Grossulariaceae: a deciduous shrub growing to 1.8m. Found in beeches or spruce woods, that grow on rocky calcareous soils. The flowers are pink-reddish, 4-7mm across, arranged in tight bunches, blooming in June. The edible fruit are fleshy, globose, red and very acidic in flavour. The leaves are about 10cm wide, webbed, with 3-5 triangular lobes toothed with glandular hairs. Native to mountains of Central Europe to the Pyrenees.
The fruit can be eaten raw or cooked in tarts, jams, and jellies. A red currant, the fruit is pleasantly tart when fully ripe. Whilst many people will find it too tart to be eaten raw in quantity, it makes a very good cooked fruit in jams, and preserves.
Alpine currant seeds have a deep dormancy within them, this requires a degree of patience to overcome and it is usually quite easy to get high levels of germination if the correct procedures are followed.
First prepare a free draining substrate into which the seeds are to be mixed, this can be a 50/50 mixture of compost and sharp sand, or perlite, vermiculite. The chosen substrate needs to be moist (but not wet), if you can squeeze water out of it with your hand it is too wet and your seeds may drown and die. Mix the seeds into the substrate, making sure that there is enough volume of material to keep the seeds separated. Place the seed mixture into a clear plastic bag (freezer bags, especially zip-lock bags are very useful for this -provided a little gap is left in the seal for air exchange) If it is not a zip-lock type bag it needs to be loosely tied. Then write the date on the bag so that you know when the pre-treatment was started.
The seeds first require a period of warm pre-treatment and need to be kept in temperatures of 20°C for a period of 10 weeks. During this time make sure that the pre-treatment medium does not dry out at any stage or it will be ineffective!
Next the seeds require a cold period to break the final part of the dormancy, this is easily achieved by placing the bag in the fridge at 4°C for at least 12 weeks. It is quite possible for the seeds to germinate in the bag at these temperatures when they are ready to do so, if they do, just remove them from the bag and carefully plant them up. When the period of pre-treatment has finished the seed should be ready to be planted. Small quantities can be sown in pots or seed trays filled with a good quality compost and cover them with a thin layer of compost no more than 1cm deep. For larger quantities, it is easiest to sow the seeds in a well-prepared seedbed outdoors once the warm and cold pre-treatments have finished and wait for the seedlings to appear.

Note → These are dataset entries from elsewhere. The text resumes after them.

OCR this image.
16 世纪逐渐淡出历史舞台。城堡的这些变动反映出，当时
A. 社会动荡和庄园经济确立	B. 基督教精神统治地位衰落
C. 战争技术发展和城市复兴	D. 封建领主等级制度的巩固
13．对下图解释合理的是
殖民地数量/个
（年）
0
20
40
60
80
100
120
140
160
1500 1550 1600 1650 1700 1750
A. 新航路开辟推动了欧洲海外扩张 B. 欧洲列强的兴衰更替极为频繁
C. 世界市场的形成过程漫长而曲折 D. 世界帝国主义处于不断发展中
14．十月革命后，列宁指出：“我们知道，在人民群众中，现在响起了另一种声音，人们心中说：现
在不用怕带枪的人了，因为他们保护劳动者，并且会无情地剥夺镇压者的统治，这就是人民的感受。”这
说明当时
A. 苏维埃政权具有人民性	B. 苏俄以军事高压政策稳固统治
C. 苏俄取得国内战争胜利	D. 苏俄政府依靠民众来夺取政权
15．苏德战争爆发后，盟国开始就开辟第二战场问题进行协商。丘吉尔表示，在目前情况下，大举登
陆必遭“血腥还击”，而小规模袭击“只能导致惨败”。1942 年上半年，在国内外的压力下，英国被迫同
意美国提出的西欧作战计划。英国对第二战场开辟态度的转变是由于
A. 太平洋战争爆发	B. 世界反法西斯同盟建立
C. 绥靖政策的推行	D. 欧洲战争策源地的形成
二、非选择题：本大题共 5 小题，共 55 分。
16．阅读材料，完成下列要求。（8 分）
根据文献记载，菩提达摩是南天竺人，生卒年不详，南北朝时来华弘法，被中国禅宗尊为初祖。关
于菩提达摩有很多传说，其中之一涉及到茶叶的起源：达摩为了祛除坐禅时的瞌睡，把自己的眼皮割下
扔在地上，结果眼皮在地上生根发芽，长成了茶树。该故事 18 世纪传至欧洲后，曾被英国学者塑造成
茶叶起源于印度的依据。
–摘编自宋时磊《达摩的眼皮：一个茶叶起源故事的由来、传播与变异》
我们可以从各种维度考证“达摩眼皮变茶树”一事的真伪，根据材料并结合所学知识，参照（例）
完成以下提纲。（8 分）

It has also been found that fluctuating pre-treatment temperatures can give the best germination results and I have myself had excellent results by keeping the mixed seeds in a cold shed through the winter for the cold stage of their pre-treatment and allowing the temperature to fluctuate naturally. Ungerminated seeds can have the whole warm and cold process repeated to enable more seeds to germinate. Fresh seedlings can keep germinating for up to 5 years after the original sowing date.
Do not expose newly sown seeds to high temperatures (above 25 °C). Keep the seedlings well-watered and weed free. Growth in the first year is usually between 20-40cm depending on the time of germination and cultural techniques and developing seedlings are usually trouble free. Growth from the second year onwards will be much stronger -possibly several meters in length. Cut back excessive growth to make replanting easier and to make plant establishment quicker. Allow them to grow for 2 years before planting them in a permanent position.
Easily grown in a moisture retentive but well-drained loamy soil of at least moderate quality.